La « fonction armement » de l'UEO est également conservée ; l'Organisation de l'armement de l'Europe occidentale ainsi que le Groupe Armement de l'Europe occidentale (GAEO) continuent à fonctionner comme forums de dialogue sur les questions d'armement.

Si le traité de Maastricht prévoit la création d'une agence européenne de l'armement, celle-ci n'a pas connu de traduction concrète, les avancées dans ce domaine ne concernent qu'un nombre d'Etat réduit dans le cadre de l'OCCAR 3 ( * ) , organisation en marge des institutions européennes.

B. L'INSTITUT EUROPÉEN DE SÉCURITÉ

La création d'un organe subsidiaire de l'UEO, chargé de contribuer au développement d'une identité européenne de sécurité, a été décidée le 13 novembre 1989 par le Conseil ministériel de UEO sous la forme d'un Institut d'études de sécurité qui a commencé à fonctionner en 1991.

Suite à la reprise de ses activités par l'Union européenne, décidée par l'action commune n° 254 PESC, les missions de l'institut d'études de sécurité ont peu varié. D'après les termes de M. Javier Solana, il lui revient de jouer le rôle d'un « fédérateur des cultures stratégiques » et d'un « centre de prospective indépendant » pour « nourrir les réflexions du Conseil et contribuer à l'émergence d'une vision européenne commune du monde et du rôle de l'Union dans le monde ».

Outre ces missions, l'Institut d'études de sécurité a repris les activités du forum atlantique de l'Union de l'Europe occidentale avec pour objectif le développement d'un dialogue transatlantique sur l'ensemble des questions de sécurité entre tous les pays européens, le Canada et les Etats-Unis.
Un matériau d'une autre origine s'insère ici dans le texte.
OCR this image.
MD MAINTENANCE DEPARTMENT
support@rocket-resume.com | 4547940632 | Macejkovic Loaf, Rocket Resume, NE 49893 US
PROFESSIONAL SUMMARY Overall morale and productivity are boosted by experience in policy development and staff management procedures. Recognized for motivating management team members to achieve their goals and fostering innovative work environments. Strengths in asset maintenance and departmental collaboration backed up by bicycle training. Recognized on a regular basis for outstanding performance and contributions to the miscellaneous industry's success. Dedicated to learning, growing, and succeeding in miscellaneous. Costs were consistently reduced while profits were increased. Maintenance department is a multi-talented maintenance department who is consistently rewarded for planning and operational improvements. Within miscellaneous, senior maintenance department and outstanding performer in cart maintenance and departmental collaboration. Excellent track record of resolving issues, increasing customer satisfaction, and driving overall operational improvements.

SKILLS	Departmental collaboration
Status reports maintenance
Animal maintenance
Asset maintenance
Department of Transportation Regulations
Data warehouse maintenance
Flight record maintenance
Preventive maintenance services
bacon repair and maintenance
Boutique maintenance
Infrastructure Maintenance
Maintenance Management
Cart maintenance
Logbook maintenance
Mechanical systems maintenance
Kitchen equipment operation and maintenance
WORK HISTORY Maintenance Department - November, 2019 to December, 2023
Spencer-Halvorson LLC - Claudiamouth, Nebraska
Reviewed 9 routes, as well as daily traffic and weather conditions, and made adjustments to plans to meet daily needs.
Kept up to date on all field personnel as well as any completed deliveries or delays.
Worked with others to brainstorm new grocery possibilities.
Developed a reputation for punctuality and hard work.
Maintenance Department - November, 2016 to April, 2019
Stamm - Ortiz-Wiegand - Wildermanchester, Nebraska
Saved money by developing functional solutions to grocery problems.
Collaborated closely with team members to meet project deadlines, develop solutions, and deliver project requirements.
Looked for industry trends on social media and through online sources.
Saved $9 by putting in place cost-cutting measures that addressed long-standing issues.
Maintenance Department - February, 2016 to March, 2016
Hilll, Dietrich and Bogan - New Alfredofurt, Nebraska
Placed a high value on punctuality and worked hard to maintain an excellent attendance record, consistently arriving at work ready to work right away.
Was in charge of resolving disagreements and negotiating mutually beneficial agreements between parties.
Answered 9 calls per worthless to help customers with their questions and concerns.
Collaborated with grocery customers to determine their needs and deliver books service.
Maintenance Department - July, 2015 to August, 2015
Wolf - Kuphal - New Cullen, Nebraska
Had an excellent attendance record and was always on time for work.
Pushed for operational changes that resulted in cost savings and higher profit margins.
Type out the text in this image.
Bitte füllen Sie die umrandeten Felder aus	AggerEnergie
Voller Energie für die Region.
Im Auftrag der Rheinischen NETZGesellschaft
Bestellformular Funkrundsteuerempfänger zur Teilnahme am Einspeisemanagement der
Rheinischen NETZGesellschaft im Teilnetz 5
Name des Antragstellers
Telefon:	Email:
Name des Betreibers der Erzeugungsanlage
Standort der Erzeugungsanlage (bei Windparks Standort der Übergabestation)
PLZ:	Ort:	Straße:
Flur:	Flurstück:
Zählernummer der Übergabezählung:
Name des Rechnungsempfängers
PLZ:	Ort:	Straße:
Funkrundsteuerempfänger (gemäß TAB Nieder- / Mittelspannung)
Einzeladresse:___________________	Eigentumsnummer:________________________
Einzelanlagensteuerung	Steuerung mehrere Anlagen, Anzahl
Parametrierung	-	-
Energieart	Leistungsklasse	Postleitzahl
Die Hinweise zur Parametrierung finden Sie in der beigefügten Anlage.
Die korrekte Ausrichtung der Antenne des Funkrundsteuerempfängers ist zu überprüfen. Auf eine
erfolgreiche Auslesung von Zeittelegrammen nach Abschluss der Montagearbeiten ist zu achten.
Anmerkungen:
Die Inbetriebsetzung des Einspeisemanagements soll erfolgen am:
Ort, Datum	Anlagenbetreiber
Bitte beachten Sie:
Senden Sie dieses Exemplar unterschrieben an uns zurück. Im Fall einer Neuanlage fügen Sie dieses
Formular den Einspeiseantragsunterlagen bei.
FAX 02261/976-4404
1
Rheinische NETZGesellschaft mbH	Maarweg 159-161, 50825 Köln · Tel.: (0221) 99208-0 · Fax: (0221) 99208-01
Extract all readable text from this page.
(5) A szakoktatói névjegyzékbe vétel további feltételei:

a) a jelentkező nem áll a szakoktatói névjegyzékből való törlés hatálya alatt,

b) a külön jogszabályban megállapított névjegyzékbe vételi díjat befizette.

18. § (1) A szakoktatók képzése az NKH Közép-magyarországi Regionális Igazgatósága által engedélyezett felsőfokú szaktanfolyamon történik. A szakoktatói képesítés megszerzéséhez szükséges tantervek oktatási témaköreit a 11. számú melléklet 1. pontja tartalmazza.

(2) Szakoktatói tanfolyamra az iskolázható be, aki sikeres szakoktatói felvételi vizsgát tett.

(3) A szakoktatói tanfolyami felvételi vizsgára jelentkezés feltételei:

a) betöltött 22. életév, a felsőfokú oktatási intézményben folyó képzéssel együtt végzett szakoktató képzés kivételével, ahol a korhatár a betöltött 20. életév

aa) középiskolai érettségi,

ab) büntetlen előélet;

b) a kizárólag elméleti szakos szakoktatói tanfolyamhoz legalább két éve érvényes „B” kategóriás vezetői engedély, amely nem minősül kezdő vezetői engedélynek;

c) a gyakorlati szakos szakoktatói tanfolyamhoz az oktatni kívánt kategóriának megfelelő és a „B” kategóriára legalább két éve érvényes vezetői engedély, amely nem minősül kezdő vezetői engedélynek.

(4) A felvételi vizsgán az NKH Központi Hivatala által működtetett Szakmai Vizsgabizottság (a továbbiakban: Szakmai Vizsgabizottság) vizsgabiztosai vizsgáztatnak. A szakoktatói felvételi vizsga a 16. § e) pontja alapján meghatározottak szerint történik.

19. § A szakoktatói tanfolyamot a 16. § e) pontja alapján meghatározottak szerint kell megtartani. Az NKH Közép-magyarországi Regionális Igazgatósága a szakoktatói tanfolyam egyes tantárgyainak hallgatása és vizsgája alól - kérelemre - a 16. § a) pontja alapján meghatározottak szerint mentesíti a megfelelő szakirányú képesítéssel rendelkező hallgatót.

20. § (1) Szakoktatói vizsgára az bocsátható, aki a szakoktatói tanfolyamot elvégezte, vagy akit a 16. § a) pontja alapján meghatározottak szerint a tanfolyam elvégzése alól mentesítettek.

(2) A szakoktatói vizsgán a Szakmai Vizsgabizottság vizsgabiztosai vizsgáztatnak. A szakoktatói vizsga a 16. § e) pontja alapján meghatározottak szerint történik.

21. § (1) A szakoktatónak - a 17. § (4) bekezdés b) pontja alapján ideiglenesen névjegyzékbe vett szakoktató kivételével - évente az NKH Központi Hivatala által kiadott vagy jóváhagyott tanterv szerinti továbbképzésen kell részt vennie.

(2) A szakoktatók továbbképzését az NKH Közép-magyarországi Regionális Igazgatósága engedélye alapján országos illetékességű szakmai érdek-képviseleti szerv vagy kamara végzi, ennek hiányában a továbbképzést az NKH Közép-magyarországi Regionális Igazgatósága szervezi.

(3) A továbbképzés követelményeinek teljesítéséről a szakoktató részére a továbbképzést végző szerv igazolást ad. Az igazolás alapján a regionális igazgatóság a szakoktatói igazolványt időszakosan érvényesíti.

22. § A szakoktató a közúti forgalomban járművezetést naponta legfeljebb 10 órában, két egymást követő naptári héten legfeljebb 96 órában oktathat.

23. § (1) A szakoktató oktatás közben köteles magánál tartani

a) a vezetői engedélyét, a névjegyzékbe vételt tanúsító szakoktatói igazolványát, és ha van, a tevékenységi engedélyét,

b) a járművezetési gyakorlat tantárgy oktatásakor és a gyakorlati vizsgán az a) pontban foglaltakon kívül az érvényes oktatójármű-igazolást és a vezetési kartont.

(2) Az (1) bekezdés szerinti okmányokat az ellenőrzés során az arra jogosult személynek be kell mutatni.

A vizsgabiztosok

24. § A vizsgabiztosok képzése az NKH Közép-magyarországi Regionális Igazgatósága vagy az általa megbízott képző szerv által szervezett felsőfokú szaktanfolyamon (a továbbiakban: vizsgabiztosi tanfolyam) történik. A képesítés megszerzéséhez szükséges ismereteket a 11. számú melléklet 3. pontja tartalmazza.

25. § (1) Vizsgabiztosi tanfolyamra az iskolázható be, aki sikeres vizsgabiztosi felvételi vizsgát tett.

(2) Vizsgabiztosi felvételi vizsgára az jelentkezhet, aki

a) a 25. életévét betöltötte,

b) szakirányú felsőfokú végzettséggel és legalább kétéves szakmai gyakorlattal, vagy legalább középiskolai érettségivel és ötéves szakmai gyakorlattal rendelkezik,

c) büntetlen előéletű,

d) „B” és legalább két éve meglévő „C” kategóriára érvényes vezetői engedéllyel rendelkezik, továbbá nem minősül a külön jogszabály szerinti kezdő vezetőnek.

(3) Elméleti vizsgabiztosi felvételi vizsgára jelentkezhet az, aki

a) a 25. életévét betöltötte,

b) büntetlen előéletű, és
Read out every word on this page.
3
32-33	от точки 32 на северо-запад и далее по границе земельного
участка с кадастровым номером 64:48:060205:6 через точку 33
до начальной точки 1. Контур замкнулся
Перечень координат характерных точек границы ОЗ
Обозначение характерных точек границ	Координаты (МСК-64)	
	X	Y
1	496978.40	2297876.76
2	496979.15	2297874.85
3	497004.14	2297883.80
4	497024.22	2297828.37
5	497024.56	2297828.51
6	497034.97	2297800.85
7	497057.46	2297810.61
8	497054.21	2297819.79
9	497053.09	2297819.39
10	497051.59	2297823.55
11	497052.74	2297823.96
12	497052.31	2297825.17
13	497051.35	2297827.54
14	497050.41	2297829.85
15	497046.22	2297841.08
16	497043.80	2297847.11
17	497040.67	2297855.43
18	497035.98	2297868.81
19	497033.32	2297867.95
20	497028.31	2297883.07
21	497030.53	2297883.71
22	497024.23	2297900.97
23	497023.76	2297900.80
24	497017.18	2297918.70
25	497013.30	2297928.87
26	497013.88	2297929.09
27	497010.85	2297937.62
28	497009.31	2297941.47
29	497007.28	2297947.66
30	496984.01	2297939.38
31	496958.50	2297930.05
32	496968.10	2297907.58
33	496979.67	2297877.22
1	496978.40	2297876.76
Ces activités s'organisent autour de deux conférences, organisées alternativement en Europe et en Amérique du Nord.

L'institut d'études de sécurité a le statut d'une agence autonome placée sous la double tutelle d'un conseil d'administration présidé par le Haut représentant et du Comité politique et de sécurité (COPS), interlocuteur politique de l'Institut.

Le budget de fonctionnement de l'Institut, qui s'établit pour l'année 2002 à 3.2 millions d'euros, provient des contributions des Etats membres, déterminées selon la clé PNB.

L'Institut d'études de sécurité, dont le siège a été maintenu à Paris, emploie 26 personnes, 10 sont de nationalité française dont le Directeur, actuellement Mme Nicole Gnesotto.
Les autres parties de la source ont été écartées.